USNS Mercy Holds Hospital Corpsmen Academy

USNS Mercy Holds Hospital Corpsmen Academy

Military Sealift Command hospital ship USNS Mercy (T-AH 19) held a three-day hospital corpsmen academy during Rim of the Pacific (RIMPAC) Exercise 2014, July 24-26.

 

The academy’s purpose was to train non-clinically assigned hospital corpsmen in core skills so that they are better able to fulfill their roles as caretakers of Marines and Sailors.

“Mercy’s clinical directors came up with this program for corpsmen specifically working in non-clinical settings, because corpsmen assigned to food services, supply or administration don’t get to perform their clinical training,” said Lt. Cmdr. Ressurreccion Macaspac, Mercy’s education and training officer.

Skills taught during the academy included: suturing, intravenous therapy, a mock code blue, electrocardiogram recognition, controlling bleeding with tourniquet and basic medication administration.

“If you’re working in administration like me, and you don’t have hands-on training aboard Mercy, the hospital corpsmen academy is definitely helpful because it serves as a refresher for skills I don’t get to practice everyday,” said Hospitalman Tyler Dawsey, assigned to Mercy’s directorate for administration.

There are approximately 60 hospital corpsmen aboard Mercy assigned to billets outside of clinical practice. These corpsmen, compared to their counterparts working in clinical settings, are at more at risk for declining essential skills. But courses like this prevent that from happening, according to Macaspac.

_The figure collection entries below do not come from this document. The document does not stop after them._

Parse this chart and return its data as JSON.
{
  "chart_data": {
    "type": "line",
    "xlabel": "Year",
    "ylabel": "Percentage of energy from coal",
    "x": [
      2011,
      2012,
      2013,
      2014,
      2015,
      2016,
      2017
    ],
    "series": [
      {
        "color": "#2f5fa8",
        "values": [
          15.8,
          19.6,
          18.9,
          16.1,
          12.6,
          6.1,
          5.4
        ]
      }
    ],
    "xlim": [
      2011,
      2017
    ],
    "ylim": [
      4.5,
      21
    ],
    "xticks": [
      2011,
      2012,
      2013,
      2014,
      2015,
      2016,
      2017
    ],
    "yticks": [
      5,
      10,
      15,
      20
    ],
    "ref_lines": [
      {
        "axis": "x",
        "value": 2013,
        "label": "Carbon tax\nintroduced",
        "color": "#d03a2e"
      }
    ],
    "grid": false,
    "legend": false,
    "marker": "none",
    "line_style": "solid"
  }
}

The idea of having a hospital corpsmen academy was first discussed by Capt. Lynn Wheeler, Mercy’s executive officer, and clinical directors assigned to Mercy while the hospital ship was home ported in San Diego prior to departing for RIMPAC. Mercy’s clinical directors created hospital corpsmen academy based on Navy’s Bureau of Medicine and Surgery instruction.

“We came up with having this hospital corpsmen academy to keep them abreast with required core skills,” said Macaspac. “The curriculum was a collaboration between the clinical directors.”